Viruses Modified for Medicine
Not all lab-modified viruses are created to study disease. Many are deliberately engineered to prevent it. Several COVID-19 vaccines, for instance, used a modified adenovirus (a common cold virus) as a delivery vehicle. Scientists stripped the adenovirus of its ability to replicate by deleting key genes, then inserted genetic instructions for the SARS-CoV-2 spike protein. The result was a harmless virus shell that could enter your cells and teach your immune system to recognize COVID-19 without causing infection.
This approach, called reverse genetics, is also used to rapidly produce updated flu vaccines. Researchers can take the genetic sequences of newly emerged flu strains and use them to generate vaccine candidates in cell cultures, bypassing the slower traditional method of growing viruses in eggs. These are “man-made” viruses in a literal sense, but they’re specifically designed to be unable to cause disease.
The HIV Conspiracy Theory
One of the most persistent claims about man-made viruses involves HIV. Theories that the virus was created by the CIA or the U.S. government as a bioweapon have circulated since the 1980s. There is no evidence supporting these claims. Genetic analysis has firmly established that HIV-1 evolved from a closely related virus found in chimpanzees, and the most likely route of transmission to humans was through exposure to infected blood during the hunting or preparation of bushmeat. Researchers have even synthesized the chimpanzee virus in the lab specifically to study this evolutionary jump, confirming the genetic relationship between the two viruses.

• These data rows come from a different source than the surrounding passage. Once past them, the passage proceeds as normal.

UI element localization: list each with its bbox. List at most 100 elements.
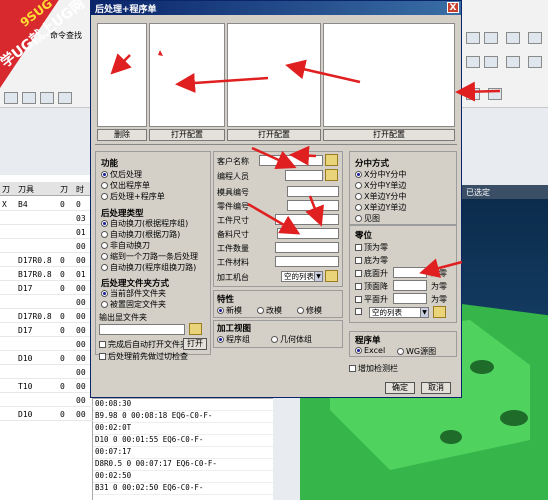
table-row[interactable]: T10 0 00 bbox=[0, 379, 93, 393]
table-cell: D17 bbox=[18, 284, 33, 293]
precheck-checkbox[interactable]: 后处理前先做过切检查 bbox=[99, 351, 188, 362]
folder-icon[interactable] bbox=[325, 270, 338, 282]
folder-icon[interactable] bbox=[433, 306, 446, 318]
plane-rise-input[interactable] bbox=[393, 293, 427, 304]
programmer-input[interactable] bbox=[285, 170, 323, 181]
toolbar-tool-icon[interactable] bbox=[466, 88, 480, 100]
toolbar-tool-icon[interactable] bbox=[484, 32, 498, 44]
open-config-button[interactable]: 打开配置 bbox=[323, 129, 455, 141]
open-config-button[interactable]: 打开配置 bbox=[227, 129, 321, 141]
table-row[interactable]: D17 0 00 bbox=[0, 281, 93, 295]
zero-option[interactable]: 顶面降 bbox=[355, 281, 388, 292]
table-row[interactable]: 00 bbox=[0, 239, 93, 253]
property-option[interactable]: 修模 bbox=[297, 305, 322, 316]
toolbar-tool-icon[interactable] bbox=[22, 92, 36, 104]
split-title: 分中方式 bbox=[355, 159, 390, 169]
function-option[interactable]: 仅后处理 bbox=[101, 169, 142, 180]
top-drop-input[interactable] bbox=[393, 280, 427, 291]
table-row: 00:07:17 bbox=[93, 447, 273, 459]
toolbar-tool-icon[interactable] bbox=[466, 56, 480, 68]
dialog-titlebar[interactable]: 后处理+程序单 X bbox=[91, 1, 461, 15]
post-type-option[interactable]: 自动换刀(根据程序组) bbox=[101, 218, 188, 229]
post-type-option[interactable]: 非自动换刀 bbox=[101, 240, 150, 251]
folder-icon[interactable] bbox=[189, 323, 202, 335]
toolbar-tool-icon[interactable] bbox=[58, 92, 72, 104]
post-type-option[interactable]: 缩到一个刀路一条后处理 bbox=[101, 251, 198, 262]
split-option[interactable]: X分中Y分中 bbox=[355, 169, 406, 180]
property-option[interactable]: 改模 bbox=[257, 305, 282, 316]
open-config-button[interactable]: 打开配置 bbox=[149, 129, 225, 141]
table-row[interactable]: X B4 0 0 bbox=[0, 197, 93, 211]
toolbar-tool-icon[interactable] bbox=[40, 92, 54, 104]
table-cell: T10 bbox=[18, 382, 33, 391]
zero-list-select[interactable]: 空的列表 ▼ bbox=[369, 307, 429, 318]
add-check-checkbox[interactable]: 增加检测栏 bbox=[349, 363, 398, 374]
output-folder-input[interactable] bbox=[99, 324, 185, 335]
work-size-label: 工件尺寸 bbox=[217, 216, 249, 225]
sheet-option[interactable]: Excel bbox=[355, 346, 385, 355]
zero-option[interactable]: 底为零 bbox=[355, 255, 388, 266]
navigator-header: 刀 刀具 刀 时 bbox=[0, 182, 93, 196]
part-hole bbox=[470, 360, 494, 374]
table-row[interactable]: 00 bbox=[0, 295, 93, 309]
mold-no-input[interactable] bbox=[287, 186, 339, 197]
toolbar-tool-icon[interactable] bbox=[506, 32, 520, 44]
table-row[interactable]: 00 bbox=[0, 337, 93, 351]
table-row[interactable]: D17R0.8 0 00 bbox=[0, 253, 93, 267]
part-no-input[interactable] bbox=[287, 200, 339, 211]
toolbar-tool-icon[interactable] bbox=[484, 56, 498, 68]
work-size-input[interactable] bbox=[275, 214, 339, 225]
work-qty-input[interactable] bbox=[275, 242, 339, 253]
folder-icon[interactable] bbox=[325, 169, 338, 181]
view-option[interactable]: 程序组 bbox=[217, 334, 250, 345]
post-type-option[interactable]: 自动换刀(程序组换刀路) bbox=[101, 262, 196, 273]
property-option[interactable]: 新模 bbox=[217, 305, 242, 316]
post-type-option[interactable]: 自动换刀(根据刀路) bbox=[101, 229, 180, 240]
sheet-option[interactable]: WG源图 bbox=[397, 346, 436, 357]
toolbar-tool-icon[interactable] bbox=[528, 32, 542, 44]
zero-option[interactable]: 顶为零 bbox=[355, 242, 388, 253]
table-row[interactable]: 00 bbox=[0, 393, 93, 407]
bottom-rise-input[interactable] bbox=[393, 267, 427, 278]
folder-icon[interactable] bbox=[325, 154, 338, 166]
folder-mode-option[interactable]: 当前部件文件夹 bbox=[101, 288, 166, 299]
table-row[interactable]: 01 bbox=[0, 225, 93, 239]
stock-size-input[interactable] bbox=[277, 228, 339, 239]
folder-mode-option[interactable]: 被置固定文件夹 bbox=[101, 299, 166, 310]
zero-option[interactable]: 平面升 bbox=[355, 294, 388, 305]
customer-input[interactable] bbox=[259, 155, 323, 166]
ok-button[interactable]: 确定 bbox=[385, 382, 415, 394]
table-cell: 0 bbox=[60, 410, 65, 419]
table-row[interactable]: 00 bbox=[0, 365, 93, 379]
table-cell: 0 bbox=[60, 382, 65, 391]
open-folder-button[interactable]: 打开 bbox=[183, 338, 207, 350]
view-option[interactable]: 几何体组 bbox=[271, 334, 312, 345]
zero-list-checkbox[interactable] bbox=[355, 308, 364, 315]
table-row[interactable]: D17 0 00 bbox=[0, 323, 93, 337]
table-cell: 00 bbox=[76, 396, 86, 405]
zero-option[interactable]: 底面升 bbox=[355, 268, 388, 279]
close-icon[interactable]: X bbox=[447, 2, 459, 13]
toolbar-tool-icon[interactable] bbox=[488, 88, 502, 100]
split-option[interactable]: X单边Y单边 bbox=[355, 202, 406, 213]
table-cell: 0 bbox=[76, 200, 81, 209]
split-option[interactable]: X分中Y单边 bbox=[355, 180, 406, 191]
function-option[interactable]: 后处理+程序单 bbox=[101, 191, 165, 202]
work-material-input[interactable] bbox=[275, 256, 339, 267]
table-row[interactable]: D10 0 00 bbox=[0, 351, 93, 365]
table-row[interactable]: D10 0 00 bbox=[0, 407, 93, 421]
toolbar-tool-icon[interactable] bbox=[466, 32, 480, 44]
table-row[interactable]: D17R0.8 0 00 bbox=[0, 309, 93, 323]
auto-open-checkbox[interactable]: 完成后自动打开文件夹 bbox=[99, 339, 188, 350]
split-option[interactable]: 见图 bbox=[355, 213, 380, 224]
cancel-button[interactable]: 取消 bbox=[421, 382, 451, 394]
table-row[interactable]: B17R0.8 0 01 bbox=[0, 267, 93, 281]
toolbar-tool-icon[interactable] bbox=[506, 56, 520, 68]
function-option[interactable]: 仅出程序单 bbox=[101, 180, 150, 191]
toolbar-tool-icon[interactable] bbox=[4, 92, 18, 104]
table-row[interactable]: 03 bbox=[0, 211, 93, 225]
delete-button[interactable]: 删除 bbox=[97, 129, 147, 141]
toolbar-tool-icon[interactable] bbox=[528, 56, 542, 68]
machine-select[interactable]: 空的列表 ▼ bbox=[281, 271, 323, 282]
split-option[interactable]: X单边Y分中 bbox=[355, 191, 406, 202]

The COVID-19 Origin Question
The origin of SARS-CoV-2 remains the most prominent active debate about whether a virus could be lab-derived. As of mid-2025, the WHO’s Scientific Advisory Group concluded that the weight of available evidence suggests the virus reached humans through zoonotic spillover, either directly from bats or through an intermediate animal host. However, the group also stated that all hypotheses must remain on the table, including a potential lab leak.
A key reason the question remains unresolved is that China has not shared critical data that WHO and independent scientists have repeatedly requested: detailed genetic sequences from early COVID-19 patients, information about animals sold at Wuhan markets before the outbreak, and data on research activities and biosafety conditions at laboratories in Wuhan. Without this information, a full evaluation of all hypotheses isn’t possible.

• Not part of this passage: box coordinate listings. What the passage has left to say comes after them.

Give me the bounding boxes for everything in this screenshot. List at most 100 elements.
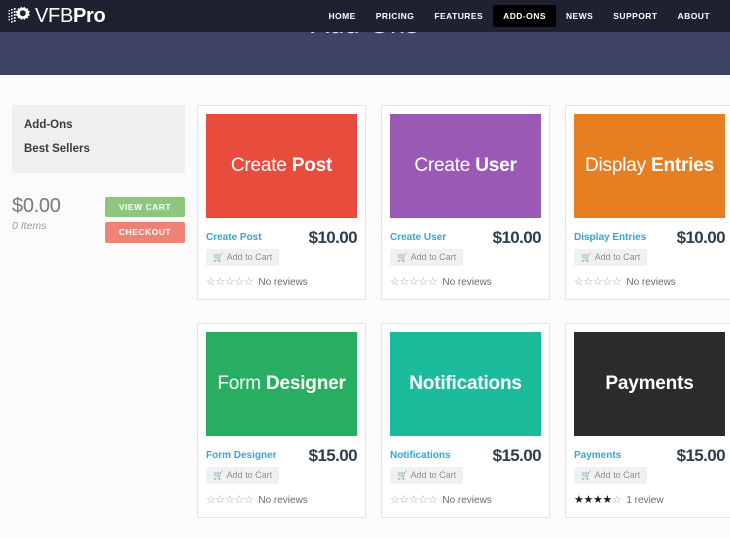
product-card: Create PostCreate Post🛒Add to Cart$10.00… (197, 105, 366, 300)
review-count-label: 1 review (626, 496, 663, 506)
cart-total: $0.00 (12, 196, 61, 217)
product-price: $15.00 (493, 445, 541, 464)
banner-word-secondary: Post (292, 155, 332, 176)
product-details: Display Entries 🛒Add to Cart $10.00 (574, 218, 725, 266)
product-info: Create Post 🛒Add to Cart (206, 227, 309, 266)
product-banner[interactable]: Display Entries (574, 114, 725, 218)
add-to-cart-button[interactable]: 🛒Add to Cart (574, 249, 647, 266)
add-to-cart-label: Add to Cart (227, 471, 273, 480)
banner-word-secondary: User (475, 155, 516, 176)
product-card: Form DesignerForm Designer🛒Add to Cart$1… (197, 323, 366, 518)
banner-word-secondary: Designer (266, 373, 346, 394)
brand-name: VFBPro (35, 6, 105, 26)
sidebar-item-add-ons[interactable]: Add-Ons (24, 114, 173, 138)
star-rating-icon: ☆☆☆☆☆ (206, 495, 253, 506)
sidebar-navigation: Add-Ons Best Sellers (12, 105, 185, 173)
product-details: Notifications 🛒Add to Cart $15.00 (390, 436, 541, 484)
review-count-label: No reviews (442, 496, 491, 506)
banner-word-secondary: Payments (605, 373, 693, 394)
product-grid: Create PostCreate Post🛒Add to Cart$10.00… (185, 105, 730, 518)
review-count-label: No reviews (258, 278, 307, 288)
review-count-label: No reviews (442, 278, 491, 288)
shopping-cart-icon: 🛒 (213, 471, 224, 480)
product-banner-title: Create User (408, 156, 522, 177)
nav-item-add-ons[interactable]: ADD-ONS (493, 5, 556, 28)
product-price: $10.00 (309, 227, 357, 246)
product-details: Create User 🛒Add to Cart $10.00 (390, 218, 541, 266)
add-to-cart-button[interactable]: 🛒Add to Cart (390, 249, 463, 266)
product-banner[interactable]: Create User (390, 114, 541, 218)
product-name-link[interactable]: Display Entries (574, 232, 646, 243)
product-info: Form Designer 🛒Add to Cart (206, 445, 309, 484)
product-name-link[interactable]: Form Designer (206, 450, 277, 461)
star-rating-icon: ☆☆☆☆☆ (390, 277, 437, 288)
star-rating-icon: ☆☆☆☆☆ (206, 277, 253, 288)
nav-item-pricing[interactable]: PRICING (366, 6, 425, 27)
product-card: Payments Payments 🛒Add to Cart $15.00 ★★★★☆1… (565, 323, 730, 518)
shopping-cart-icon: 🛒 (581, 253, 592, 262)
product-rating: ☆☆☆☆☆No reviews (574, 266, 725, 288)
banner-word-secondary: Entries (651, 155, 714, 176)
page-title-band (0, 32, 730, 75)
banner-word-secondary: Notifications (409, 373, 521, 394)
product-name-link[interactable]: Notifications (390, 450, 451, 461)
nav-item-home[interactable]: HOME (318, 6, 365, 27)
product-info: Notifications 🛒Add to Cart (390, 445, 493, 484)
add-to-cart-label: Add to Cart (411, 253, 457, 262)
product-name-link[interactable]: Create User (390, 232, 446, 243)
product-rating: ★★★★☆1 review (574, 484, 725, 506)
cart-actions: VIEW CART CHECKOUT (105, 195, 185, 243)
gear-icon (8, 4, 32, 28)
product-details: Form Designer🛒Add to Cart$15.00 (206, 436, 357, 484)
add-to-cart-button[interactable]: 🛒Add to Cart (206, 249, 279, 266)
add-to-cart-label: Add to Cart (595, 471, 641, 480)
product-price: $15.00 (677, 445, 725, 464)
shopping-cart-icon: 🛒 (213, 253, 224, 262)
cart-summary: $0.00 0 Items VIEW CART CHECKOUT (12, 195, 185, 243)
checkout-button[interactable]: CHECKOUT (105, 222, 185, 243)
product-banner-title: Form Designer (211, 374, 351, 395)
top-navigation-bar: VFBPro HOME PRICING FEATURES ADD-ONS NEW… (0, 0, 730, 32)
product-banner-title: Display Entries (579, 156, 720, 177)
product-banner-title: Notifications (403, 374, 527, 395)
nav-item-news[interactable]: NEWS (556, 6, 603, 27)
nav-item-features[interactable]: FEATURES (424, 6, 493, 27)
product-rating: ☆☆☆☆☆ No reviews (390, 266, 541, 288)
product-details: Create Post 🛒Add to Cart $10.00 (206, 218, 357, 266)
product-banner[interactable]: Payments (574, 332, 725, 436)
banner-word-primary: Create (231, 155, 287, 176)
add-to-cart-button[interactable]: 🛒Add to Cart (390, 467, 463, 484)
view-cart-button[interactable]: VIEW CART (105, 197, 185, 218)
product-name-link[interactable]: Payments (574, 450, 621, 461)
brand-name-bold: Pro (73, 5, 105, 27)
product-banner[interactable]: Form Designer (206, 332, 357, 436)
product-info: Payments 🛒Add to Cart (574, 445, 677, 484)
banner-word-primary: Form (217, 373, 261, 394)
add-to-cart-label: Add to Cart (227, 253, 273, 262)
product-banner-title: Create Post (225, 156, 338, 177)
product-banner[interactable]: Notifications (390, 332, 541, 436)
add-to-cart-button[interactable]: 🛒Add to Cart (574, 467, 647, 484)
sidebar: Add-Ons Best Sellers $0.00 0 Items VIEW … (8, 105, 185, 518)
product-info: Display Entries 🛒Add to Cart (574, 227, 677, 266)
cart-figures: $0.00 0 Items (12, 195, 61, 232)
product-details: Payments 🛒Add to Cart $15.00 (574, 436, 725, 484)
cart-item-count: 0 Items (12, 220, 61, 232)
site-header: VFBPro HOME PRICING FEATURES ADD-ONS NEW… (0, 0, 730, 75)
product-price: $10.00 (493, 227, 541, 246)
shopping-cart-icon: 🛒 (581, 471, 592, 480)
review-count-label: No reviews (626, 278, 675, 288)
product-card: Notifications Notifications 🛒Add to Cart $1… (381, 323, 550, 518)
banner-word-primary: Create (414, 155, 470, 176)
product-rating: ☆☆☆☆☆No reviews (390, 484, 541, 506)
brand-logo[interactable]: VFBPro (0, 4, 105, 28)
nav-item-support[interactable]: SUPPORT (603, 6, 667, 27)
product-banner[interactable]: Create Post (206, 114, 357, 218)
product-rating: ☆☆☆☆☆No reviews (206, 484, 357, 506)
sidebar-item-best-sellers[interactable]: Best Sellers (24, 138, 173, 162)
add-to-cart-button[interactable]: 🛒Add to Cart (206, 467, 279, 484)
product-price: $10.00 (677, 227, 725, 246)
product-name-link[interactable]: Create Post (206, 232, 262, 243)
nav-item-about[interactable]: ABOUT (668, 6, 720, 27)
product-info: Create User 🛒Add to Cart (390, 227, 493, 266)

What the scientific community has not found is evidence that SARS-CoV-2 was deliberately engineered. The debate is between natural spillover (the virus jumped from animals to humans in a market or similar setting) and a research-related incident (the virus may have been collected from nature and accidentally released from a lab studying bat coronaviruses). These are very different scenarios from the idea that someone intentionally designed the virus.
International Rules on Viral Research
The Biological and Toxin Weapons Convention, in force since 1975, prohibits member states from developing, producing, or stockpiling biological agents that have no justification for peaceful, protective, or medical purposes. Over 180 countries are parties to this treaty. It requires nations to control biological research activities within their borders, and review conferences are held every five years to address emerging threats and technologies.
At the laboratory level, work with dangerous pathogens is restricted to high-containment facilities with strict safety protocols. Research involving the most dangerous known pathogens, or experiments that could make a pathogen more dangerous, requires the highest biosafety levels and, in many countries, government review before the work can begin. These controls aren’t perfect, and accidental lab releases have occurred throughout history with various pathogens, but the framework exists specifically because the scientific community recognizes the risks that come with the ability to manipulate viruses.